First work, then varsity, says poly grad

SINGAPORE - After he left Singapore Polytechnic (SP) with a perfect score, many would have expected Mr Tan Junhong to head straight for the university.

But the aeronautical engineering graduate, who topped his course, wants to first work at aircraft- engine makers such as Rolls-Royce for five years before deciding on university plans.

"I know my decision is unusual, but then again my education journey has been unusual," said Mr Tan, who at 24 is four years older than his peers.

He did not do well in his A-level exams at Pioneer Junior College and failed to qualify for university.

After his national service, he decided to follow his childhood interest in aeroplanes, and went to SP.

"There are some jobs where experience counts more than qualifications," said Mr Tan, the son of a technician and a housewife.

His decision to start work first is rare among the top polytechnic performers. They usually choose to further their studies after graduation.

Fellow SP graduate Eugene Lim, armed with a maritime business diploma, has already secured a place to read maritime studies at Nanyang Technological University.

"I'm very sure I want to work in the maritime industry, so I want to deepen my knowledge in this field," said the 20-year-old.

"There are also better career prospects with a degree."

Over the last five years, 65 to 70 per cent of SP students have gone on to pursue degrees at universities here or abroad.

In response to queries, an Education Ministry spokesman said that the five local universities received around 27,000 applications from polytechnic graduates and about 38,000 applications from A-level holders this year.

The value of a university degree has been hotly debated recently, after National Development Minister Khaw Boon Wan said earlier this month that Singaporeans do not need to be university graduates to be successful.

His comments came a day after Prime Minister Lee Hsien Loong said that polytechnic graduates need not just aim for degrees after leaving school, as they have many good options.

Acting Minister for Social and Family Development Chan Chun Sing echoed these sentiments yesterday at SP's graduation ceremony, where he was guest of honour.

He told the 340 graduands that there were sufficient job opportunities for them here, compared to Europe, where youth are facing high unemployment rates. He also challenged them to continue learning after leaving school.

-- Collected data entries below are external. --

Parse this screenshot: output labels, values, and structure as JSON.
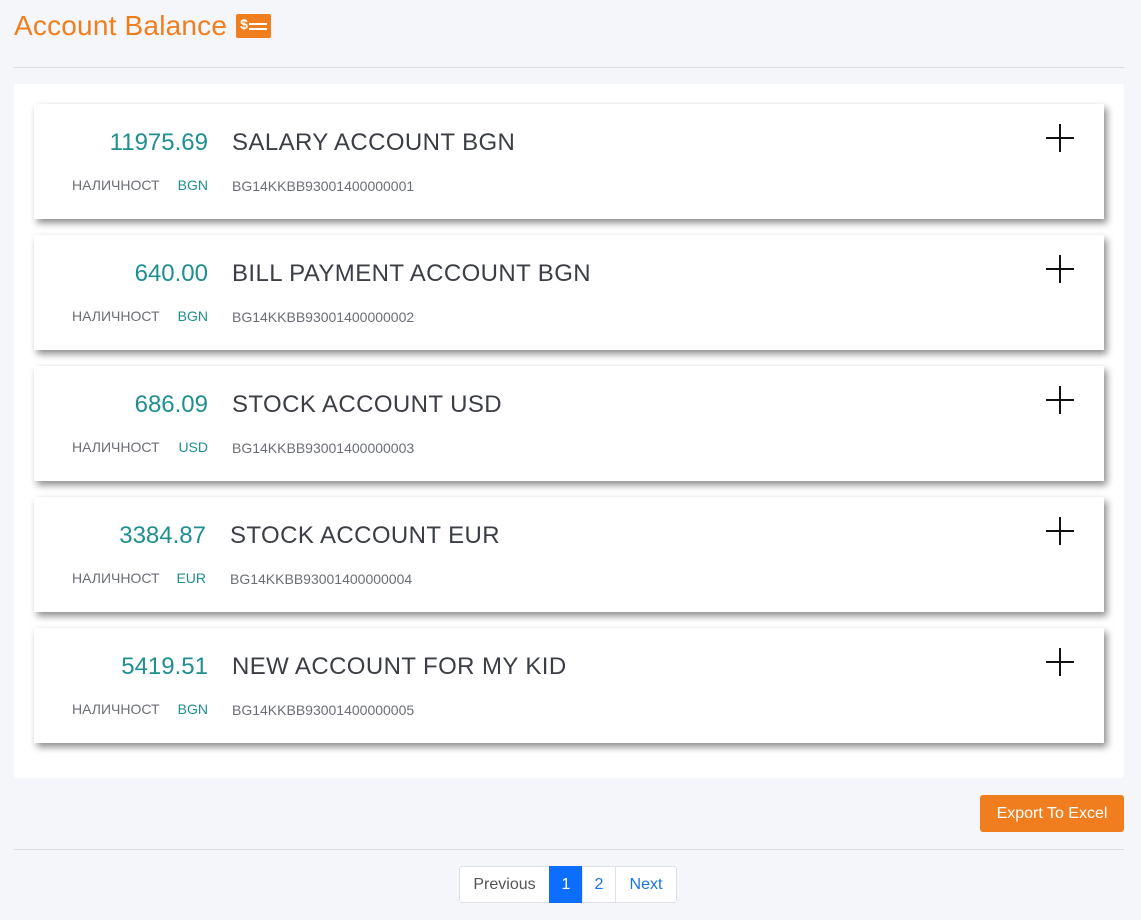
{
  "header": {
    "title": "Account Balance",
    "icon": "money-card-icon",
    "icon_symbol": "$"
  },
  "accounts": [
    {
      "amount": "11975.69",
      "name": "SALARY ACCOUNT BGN",
      "available_label": "НАЛИЧНОСТ",
      "currency": "BGN",
      "iban": "BG14KKBB93001400000001"
    },
    {
      "amount": "640.00",
      "name": "BILL PAYMENT ACCOUNT BGN",
      "available_label": "НАЛИЧНОСТ",
      "currency": "BGN",
      "iban": "BG14KKBB93001400000002"
    },
    {
      "amount": "686.09",
      "name": "STOCK ACCOUNT USD",
      "available_label": "НАЛИЧНОСТ",
      "currency": "USD",
      "iban": "BG14KKBB93001400000003"
    },
    {
      "amount": "3384.87",
      "name": "STOCK ACCOUNT EUR",
      "available_label": "НАЛИЧНОСТ",
      "currency": "EUR",
      "iban": "BG14KKBB93001400000004"
    },
    {
      "amount": "5419.51",
      "name": "NEW ACCOUNT FOR MY KID",
      "available_label": "НАЛИЧНОСТ",
      "currency": "BGN",
      "iban": "BG14KKBB93001400000005"
    }
  ],
  "actions": {
    "export_label": "Export To Excel"
  },
  "pagination": {
    "previous": "Previous",
    "pages": [
      "1",
      "2"
    ],
    "active_page": "1",
    "next": "Next"
  },
  "colors": {
    "accent": "#f07e1f",
    "amount": "#1f8f8f",
    "page_active": "#0d6efd"
  }
}
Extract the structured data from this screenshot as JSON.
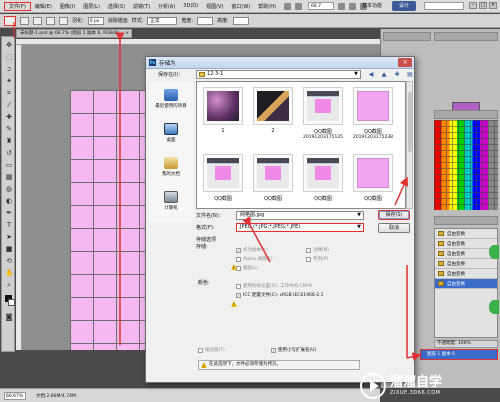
{
  "menubar": {
    "items": [
      "文件(F)",
      "编辑(E)",
      "图像(I)",
      "图层(L)",
      "选择(S)",
      "滤镜(T)",
      "分析(A)",
      "3D(D)",
      "视图(V)",
      "窗口(W)",
      "帮助(H)"
    ],
    "zoom": "66.7",
    "workspace_label": "基本功能",
    "active_workspace": "设计"
  },
  "optionsbar": {
    "feather_label": "羽化:",
    "feather_value": "0 px",
    "antialias_label": "消除锯齿",
    "style_label": "样式:",
    "style_value": "正常",
    "width_label": "宽度:",
    "height_label": "高度:"
  },
  "document": {
    "tab_title": "未标题-1.psd @ 66.7% (图层 1 副本 6, RGB/8)",
    "status_zoom": "66.67%",
    "status_doc": "文档:2.86M/4.74M"
  },
  "right_panels": {
    "layer_items": [
      "自由变换",
      "自由变换",
      "自由变换",
      "自由变换",
      "自由变换",
      "自由变换"
    ],
    "no_bg_label": "不透明度: 100%",
    "selected_layer": "图层 1 副本 6",
    "color_accent": "#b060c4"
  },
  "dialog": {
    "title": "存储为",
    "save_in_label": "保存在(I):",
    "save_in_value": "12-3-1",
    "places": [
      "最近使用的项目",
      "桌面",
      "我的文档",
      "计算机"
    ],
    "thumbnails": [
      {
        "label": "1",
        "kind": "photo1"
      },
      {
        "label": "2",
        "kind": "photo2"
      },
      {
        "label": "QQ截图",
        "sub": "20191203175135",
        "kind": "shot"
      },
      {
        "label": "QQ截图",
        "sub": "20191203175238",
        "kind": "pinksq"
      },
      {
        "label": "QQ截图",
        "sub": "",
        "kind": "shot"
      },
      {
        "label": "QQ截图",
        "sub": "",
        "kind": "shot"
      },
      {
        "label": "QQ截图",
        "sub": "",
        "kind": "shot"
      },
      {
        "label": "QQ截图",
        "sub": "",
        "kind": "pinksq"
      }
    ],
    "filename_label": "文件名(N):",
    "filename_value": "网格图.jpg",
    "format_label": "格式(F):",
    "format_value": "JPEG (*.JPG;*.JPEG;*.JPE)",
    "save_button": "保存(S)",
    "cancel_button": "取消",
    "storage_options_label": "存储选项",
    "storage_label": "存储:",
    "opt_copy": "作为副本(Y)",
    "opt_notes": "注释(N)",
    "opt_alpha": "Alpha 通道(E)",
    "opt_spot": "专色(P)",
    "opt_layers": "图层(L)",
    "color_label": "颜色:",
    "opt_proof": "使用校样设置(O): 工作中的 CMYK",
    "opt_icc": "ICC 配置文件(C): sRGB IEC61966-2.1",
    "opt_thumb": "缩览图(T)",
    "opt_lower": "使用小写扩展名(U)",
    "warning_text": "在此选项下，文件必须存储为拷贝。"
  },
  "watermark": {
    "title": "溜溜自学",
    "url": "ZIXUE.3D66.COM"
  }
}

"It's not the degree or the diploma... that is most important," he said. "What matters most is the training of the mind and the ability to grasp an issue, ask the correct questions, dissect the problem and find the solutions."

At the ceremony, SP principal Tan Choon Shian said: "While conventional wisdom suggests pursuing a degree right away, it is also wise to work for a few years, and gain more life experiences to be clearer about what you want before deciding."

Yesterday's ceremony marked the start of the polytechnic graduation season. More than 25,000 students from the five polytechnics will graduate over the next few weeks. This includes 5,898 graduates from SP.